Why used? I would ask why in the world you'd buy new.
I've only ever bought used cars. I bought a car in 2012 for $1000, crashed it into a Jeep in 2013 after putting 23k miles on it, bought another car for $2000 in 2013, put 13k on it and then recently sold it for $1750 and bought a different car for $1000 (bought with 146k). The per mile total costs of each car were/are, respectively (including all costs: depreciation, fuel, maintenance, repairs, insurance, registration, taxes, etc), $0.18/mile, $0.32/mile (relative gas guzzler with expensive maintenance, and $0.16/mile. That's with doing all the major maintenance (timing belt, water pump, all fluids, spark plugs/wires/cap/rotor, check brakes, etc) right after acquisition (otherwise you're asking for trouble with older cars).
Let's compare my older, used high-MPG subcompact, to a new, even-higher-MPG subcompact.
My girlfriend's sister bought a new Prius C last fall for $26k, financed at 2% with $6k down. She's put 14k on it. Currently she has no equity in it, so that's six grand just gone, plus she's still got her obnoxious car payment, and full coverage new car insurance. If the car gets to 250,000 miles before any major repairs (It's a Toyota, pretty fair assumption I'm pulling out of the air), that puts her at about $0.10/mile in depreciation. If we assume 60MPG with $4 gas, she's paying $0.07/mile for fuel. Maintenance is pretty minimal on that car, so if we assume $50 service every 10k for the synthetic oil change, new $400 tires every 50k, and major service every 100k for $500, that's about $0.02/mile. Her insurance is about $150/mo, which works out to $0.10/mile at her current rate of driving, but that'll go down as she (23) and the car both get older that'll go down, so I'll hand-wave a lifetime average of $0.06/mile. I'll throw in another $0.01/mile to cover things like wiper blades, car washes, and stupid random problems that come up every 100k or so.

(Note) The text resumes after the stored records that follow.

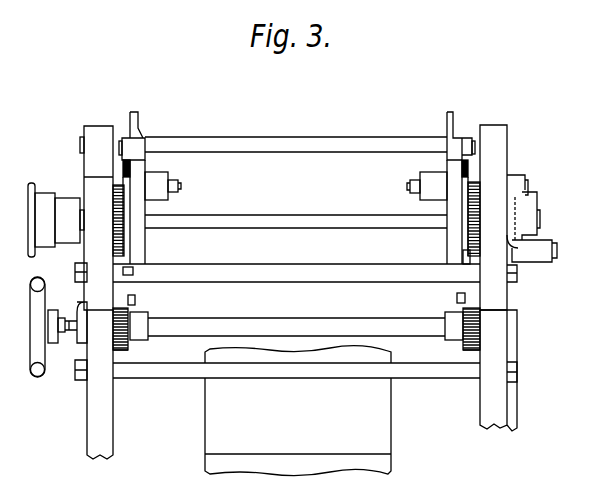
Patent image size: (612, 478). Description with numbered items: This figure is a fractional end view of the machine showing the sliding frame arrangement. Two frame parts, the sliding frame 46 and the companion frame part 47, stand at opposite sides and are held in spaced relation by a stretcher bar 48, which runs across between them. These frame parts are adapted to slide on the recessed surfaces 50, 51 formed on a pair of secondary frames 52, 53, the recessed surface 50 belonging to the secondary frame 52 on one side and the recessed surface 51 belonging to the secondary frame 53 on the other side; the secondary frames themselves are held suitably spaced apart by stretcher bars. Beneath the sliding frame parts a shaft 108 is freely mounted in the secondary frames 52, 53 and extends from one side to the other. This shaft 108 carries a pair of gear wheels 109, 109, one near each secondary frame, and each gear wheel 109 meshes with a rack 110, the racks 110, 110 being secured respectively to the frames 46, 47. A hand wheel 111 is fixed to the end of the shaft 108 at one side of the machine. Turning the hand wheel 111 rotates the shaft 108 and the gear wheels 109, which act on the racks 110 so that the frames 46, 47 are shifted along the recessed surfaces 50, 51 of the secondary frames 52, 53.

The sliding frame 46 is at (497, 148).
The frame part 47 is at (92, 132).
The stretcher bar 48 is at (251, 283).
The recessed surface 50 is at (109, 309).
The recessed surface 51 is at (489, 309).
The secondary frame 52 is at (90, 443).
The secondary frame 53 is at (489, 409).
The shaft 108 is at (317, 322).
The gear wheel 109 is at (129, 346).
The rack 110 is at (135, 294).
The hand wheel 111 is at (38, 376).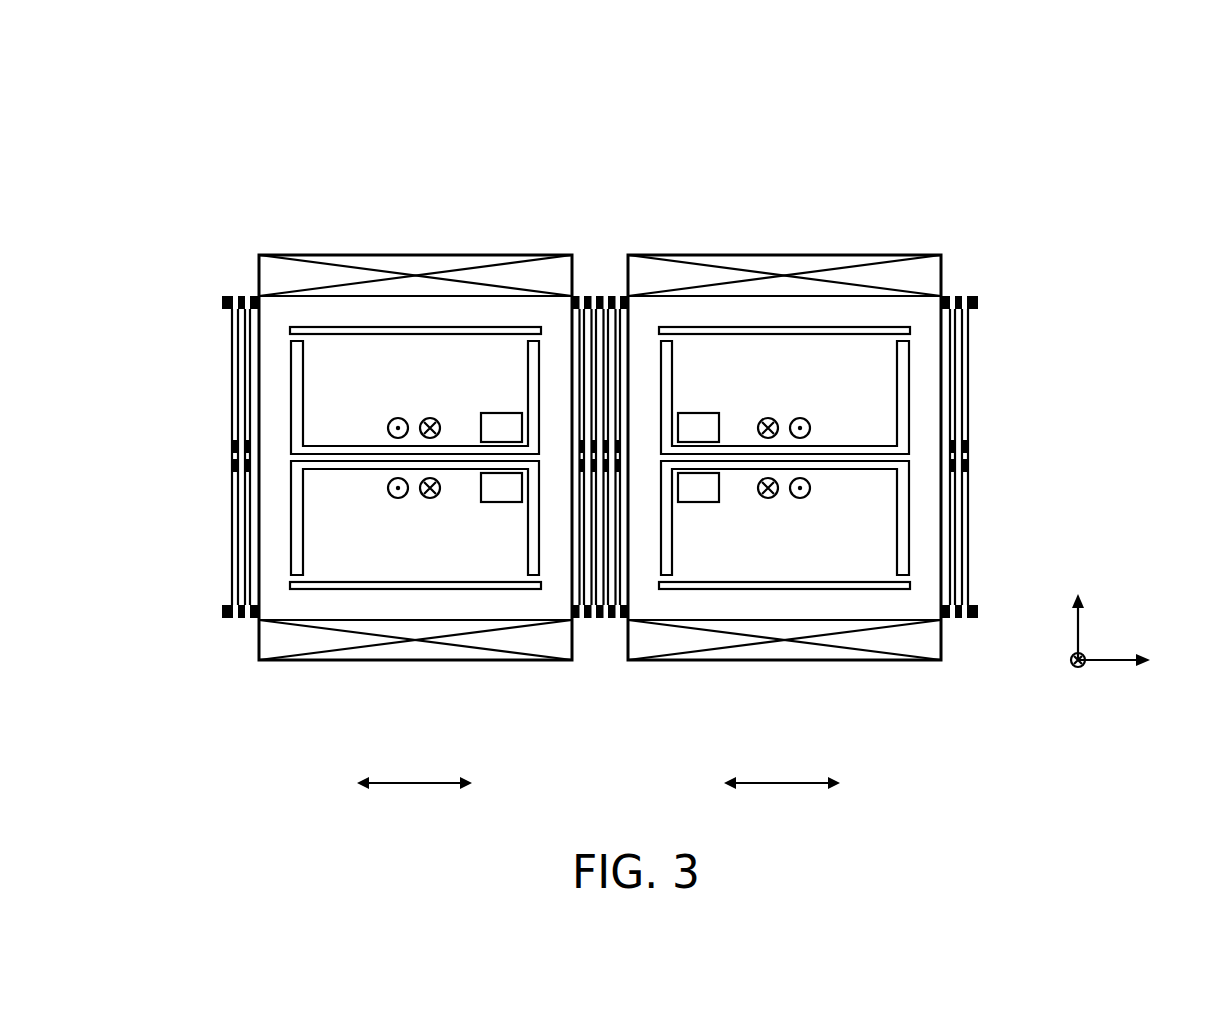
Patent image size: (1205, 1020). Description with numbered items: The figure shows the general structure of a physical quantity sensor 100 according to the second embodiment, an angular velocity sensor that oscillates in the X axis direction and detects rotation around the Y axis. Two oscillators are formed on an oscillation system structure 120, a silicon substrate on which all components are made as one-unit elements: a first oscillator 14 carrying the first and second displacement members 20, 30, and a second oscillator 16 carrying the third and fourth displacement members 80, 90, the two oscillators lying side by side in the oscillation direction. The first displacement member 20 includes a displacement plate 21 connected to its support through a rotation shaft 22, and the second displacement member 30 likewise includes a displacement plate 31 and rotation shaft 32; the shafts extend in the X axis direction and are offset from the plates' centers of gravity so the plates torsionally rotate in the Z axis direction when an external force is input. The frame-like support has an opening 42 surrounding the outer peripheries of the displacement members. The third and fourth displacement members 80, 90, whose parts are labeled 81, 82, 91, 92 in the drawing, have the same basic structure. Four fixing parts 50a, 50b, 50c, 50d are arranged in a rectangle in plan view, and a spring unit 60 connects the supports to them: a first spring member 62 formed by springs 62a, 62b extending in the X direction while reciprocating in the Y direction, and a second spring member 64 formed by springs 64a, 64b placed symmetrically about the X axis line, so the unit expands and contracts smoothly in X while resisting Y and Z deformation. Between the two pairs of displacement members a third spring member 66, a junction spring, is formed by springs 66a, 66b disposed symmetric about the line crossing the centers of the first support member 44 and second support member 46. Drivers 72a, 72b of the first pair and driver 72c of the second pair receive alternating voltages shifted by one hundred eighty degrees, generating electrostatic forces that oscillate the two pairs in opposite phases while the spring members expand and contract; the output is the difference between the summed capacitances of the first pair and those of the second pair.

The physical quantity sensor 100 is at (603, 91).
The first oscillator 14 is at (542, 461).
The second oscillator 16 is at (840, 468).
The first displacement member 20 is at (360, 384).
The displacement plate 21 is at (455, 362).
The rotation shaft 22 is at (301, 326).
The second displacement member 30 is at (421, 547).
The displacement plate 31 is at (341, 566).
The rotation shaft 32 is at (298, 578).
The opening 42 is at (292, 375).
The first support member 44 is at (451, 610).
The second support member 46 is at (930, 347).
The fixing part 50a is at (196, 399).
The fixing part 50b is at (225, 620).
The fixing part 50c is at (972, 296).
The fixing part 50d is at (970, 620).
The spring unit 60 is at (1029, 457).
The first spring member 62 is at (1016, 457).
The spring 62a is at (965, 378).
The spring 62b is at (234, 405).
The second spring member 64 is at (1010, 457).
The spring 64a is at (965, 533).
The spring 64b is at (234, 538).
The third spring member 66 is at (611, 403).
The spring 66a is at (598, 297).
The spring 66b is at (598, 620).
The driver 72a is at (499, 274).
The driver 72b is at (495, 640).
The driver 72c is at (793, 265).
The third displacement member 80 is at (862, 363).
The second detection portion 81 is at (722, 362).
The movable electrode plate 82 is at (668, 326).
The fourth displacement member 90 is at (860, 560).
The drive electrode 91 is at (716, 566).
The drive fixed electrode 92 is at (669, 578).
The oscillation system structure 120 is at (270, 288).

So that's a total of $0.26/mile for the new car over 250,000 miles. On the surface, that's less than my 26MPG fancy car I used to drive, but only about 63% more than my current cheapo mustachemobile.
But then there's opportunity cost. This gets trickier to calculate with her financing the car and not buying it outright, but I'll try. If instead of putting $6,000 down and paying $372/mo for five years, I opened an IRA with $6,000 and added $372 per month to it, assuming an average of 5% growth, that puts the IRA balance at $32,324 after the five years. Then it sits there growing at 5% for another 9 years (based on her driving habits and my 250,000 mile number), growing to $50,145 when she sells her car for $500 to a bearded musician. Subtracting out the dollars actually put in (because we already counted that as depreciation earlier), that leaves $21,825 in investment gains over the life of the car. Dividing that out over 250,000 miles, and we get an additional $0.09/mile.
So then by that metric, using her driving habits again for simplicity, my car would last her three years if I sell for scrap at 200,000. So if I locked away $1,000 in an IRA for three years with the same 5% return, it would then be worth $1,157. $157 divided out by the 54,000 miles is $0.003, less than half a cent per mile.
So really, big picture, if that bumps my car up to $0.17/mile, and hers up to $0.34/mile, that's exactly double the cost to drive the new car. And the numbers get even worse if you get a new car that costs more than $26,000, gets less than 60MPG, isn't as reliable, long-lasting, and cheap to maintain as a Toyota, or all three. Or if you invest your money at better than 5%.
Also, if something really stupid happens, it's easier to dump a $1,000 car than a $26,000 one. And if you have to sell it, a $1,000 car sells a lot faster and easier than a $26,000 one, and you can give someone a deal on it and not really be screwing yourself over at all, or worry about sitting on as expensive of an asset.
I also just realized none of my numbers factored in taxes, which I know are significant on a new car. Oh well, I'm not recrunching those numbers. And I do think my car will last me longer than 200,000.
That's why you buy used. The difference is a little less dramatic when you buy less far down the depreciation curve than I do, but it's still very significant.
The absolute only exception I've seen that can ever make sense for some people is leasing an electric car on a super cheap promo lease deal combined with heavy tax incentives. Sometimes the numbers work out really really well in that situation. I know at least one person on the forum did something like that within the past year, and their total cost of driving is very close to zero if I remember correctly.